Misha Kahn: Soft Bodies, Hard Spaces

Misha Kahn opened his third solo exhibition at Friedman Benda last week and hosted my class in discussing the pieces, the process, the narrative, and what they mean. I was introduced to him at his first solo show four years ago. He was 27, created a space of chaos, full of tapestries, painted tiles, enormous chandeliers, furniture made in concrete and found materials, marking a new direction in the gallery towards presenting a new movement in contemporary design: surreal, colorful, irregular, emotional, poetic, object blurring the line between art and design.

As Kahn developed so did his production methods, and with a representation by the gallery Friedman Benda, everything is possible. Kahn’s work is now being collected by museums and private collectors interested in the most cutting-edge expression of contemporary design. The new exhibition, entitled ‘Soft Bodies, Hard Spaces’ marks the evolution of the vocabulary and the definition of a distinctive, signature style. The Chaos is there, the imagination, and so the adventure, while all informed by the theme softness, which is everywhere. Softness, to Kahn embodies us, people. Softness also marks an optimistic attitude for the goodness in the world.  

The visit to the show with Kahn was rewarding. In his personal, open, candid style, he spoke about the process of creating this ambitious show, about the obstacles, experimentation, teaching us all how to better engage with his objects. Each of them has its own story, not only for what it says, but also for the way it was fabricated. Glass, wood, bronze, fiberglass, ceramics, textile, are all used in his own way in creating interlocking forms and objects of fantasy. There are many wonderful pieces here, and I particularly loved the room divider (above), which resulted from a recent residency at Corning Glass, where free-formed blocks of colorful glass were fitted into an irregular skeleton cast in aluminum.
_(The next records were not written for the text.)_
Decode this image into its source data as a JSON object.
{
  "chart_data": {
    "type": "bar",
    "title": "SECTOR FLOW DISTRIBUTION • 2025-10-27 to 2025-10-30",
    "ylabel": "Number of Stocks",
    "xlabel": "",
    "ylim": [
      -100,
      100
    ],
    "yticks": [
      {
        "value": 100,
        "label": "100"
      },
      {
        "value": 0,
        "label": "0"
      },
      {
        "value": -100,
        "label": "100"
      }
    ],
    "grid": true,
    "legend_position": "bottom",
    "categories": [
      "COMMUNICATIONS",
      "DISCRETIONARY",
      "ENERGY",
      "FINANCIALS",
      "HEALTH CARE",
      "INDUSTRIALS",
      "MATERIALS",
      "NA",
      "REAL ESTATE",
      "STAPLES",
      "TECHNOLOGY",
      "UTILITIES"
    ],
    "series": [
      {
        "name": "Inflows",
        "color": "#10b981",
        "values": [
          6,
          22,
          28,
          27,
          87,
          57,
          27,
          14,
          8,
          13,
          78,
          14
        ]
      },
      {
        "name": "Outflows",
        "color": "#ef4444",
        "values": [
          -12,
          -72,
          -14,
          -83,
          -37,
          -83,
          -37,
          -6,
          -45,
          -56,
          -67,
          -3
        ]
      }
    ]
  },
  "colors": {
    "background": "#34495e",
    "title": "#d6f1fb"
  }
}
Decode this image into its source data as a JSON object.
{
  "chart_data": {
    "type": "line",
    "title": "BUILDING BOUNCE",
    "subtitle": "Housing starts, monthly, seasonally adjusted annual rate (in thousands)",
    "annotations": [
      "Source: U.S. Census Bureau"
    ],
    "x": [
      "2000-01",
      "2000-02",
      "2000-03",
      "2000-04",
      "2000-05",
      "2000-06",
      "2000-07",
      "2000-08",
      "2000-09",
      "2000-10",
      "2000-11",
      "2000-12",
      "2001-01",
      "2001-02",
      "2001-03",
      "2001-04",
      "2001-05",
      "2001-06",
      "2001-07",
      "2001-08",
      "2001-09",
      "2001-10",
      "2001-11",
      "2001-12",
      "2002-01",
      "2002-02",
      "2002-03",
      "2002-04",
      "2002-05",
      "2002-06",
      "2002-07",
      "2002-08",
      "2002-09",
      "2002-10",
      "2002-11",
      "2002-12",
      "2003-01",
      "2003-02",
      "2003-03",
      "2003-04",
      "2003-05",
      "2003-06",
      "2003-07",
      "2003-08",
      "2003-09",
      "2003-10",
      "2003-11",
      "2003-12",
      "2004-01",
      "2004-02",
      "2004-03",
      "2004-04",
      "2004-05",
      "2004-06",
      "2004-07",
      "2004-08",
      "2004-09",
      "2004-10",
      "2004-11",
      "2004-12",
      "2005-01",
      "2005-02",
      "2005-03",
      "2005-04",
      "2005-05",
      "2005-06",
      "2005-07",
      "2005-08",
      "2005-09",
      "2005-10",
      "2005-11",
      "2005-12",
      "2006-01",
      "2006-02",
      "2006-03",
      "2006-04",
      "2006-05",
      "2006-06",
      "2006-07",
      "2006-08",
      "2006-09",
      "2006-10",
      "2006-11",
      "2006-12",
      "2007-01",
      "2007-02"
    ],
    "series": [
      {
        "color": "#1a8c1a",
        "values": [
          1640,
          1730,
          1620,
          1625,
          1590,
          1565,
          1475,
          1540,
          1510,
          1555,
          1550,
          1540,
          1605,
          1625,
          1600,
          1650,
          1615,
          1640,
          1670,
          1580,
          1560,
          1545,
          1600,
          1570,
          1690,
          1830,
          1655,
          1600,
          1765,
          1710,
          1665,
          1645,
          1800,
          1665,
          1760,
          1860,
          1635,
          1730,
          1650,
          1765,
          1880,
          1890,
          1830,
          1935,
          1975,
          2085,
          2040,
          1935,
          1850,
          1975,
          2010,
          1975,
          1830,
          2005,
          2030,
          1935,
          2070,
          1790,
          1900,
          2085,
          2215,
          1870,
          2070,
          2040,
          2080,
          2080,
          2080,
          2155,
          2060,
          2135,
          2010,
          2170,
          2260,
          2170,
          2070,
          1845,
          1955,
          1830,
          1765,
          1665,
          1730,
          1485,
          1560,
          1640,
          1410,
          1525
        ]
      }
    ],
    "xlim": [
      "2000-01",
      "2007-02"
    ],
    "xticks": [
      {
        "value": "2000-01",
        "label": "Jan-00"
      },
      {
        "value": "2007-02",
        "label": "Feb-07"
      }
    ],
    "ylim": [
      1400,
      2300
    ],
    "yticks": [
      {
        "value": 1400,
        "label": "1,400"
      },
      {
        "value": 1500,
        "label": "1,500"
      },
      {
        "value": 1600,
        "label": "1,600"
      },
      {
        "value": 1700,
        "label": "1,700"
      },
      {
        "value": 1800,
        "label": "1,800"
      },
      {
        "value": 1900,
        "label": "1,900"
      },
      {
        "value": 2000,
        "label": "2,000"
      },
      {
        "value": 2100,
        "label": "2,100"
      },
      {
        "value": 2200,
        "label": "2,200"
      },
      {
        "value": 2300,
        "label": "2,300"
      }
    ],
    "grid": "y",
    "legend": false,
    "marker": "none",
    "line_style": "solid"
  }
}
For my, the wooden table is the least successful piece in the show, as I sense that Kahn’s vocabulary is better expressed in fiberglass, metal, stone, and glass.  
 
One of the most touching components of Kahn’s work is the fresh, almost naïve way in which he thinks about materials and processes, where each piece is resolved individually, and then comes to play a role in the whole story. He demonstrates that creating design today has to come from within, that it has to represent originality and uncommonness, that the visible is only one layer in the way we should engage with his objects. And what seems ‘fun’ at first sight, is actually a product of long research, of endless experimentation, of taking risks, and of thinking outside of the box.
 
The exhibition is open at Friedman Benda through April 4.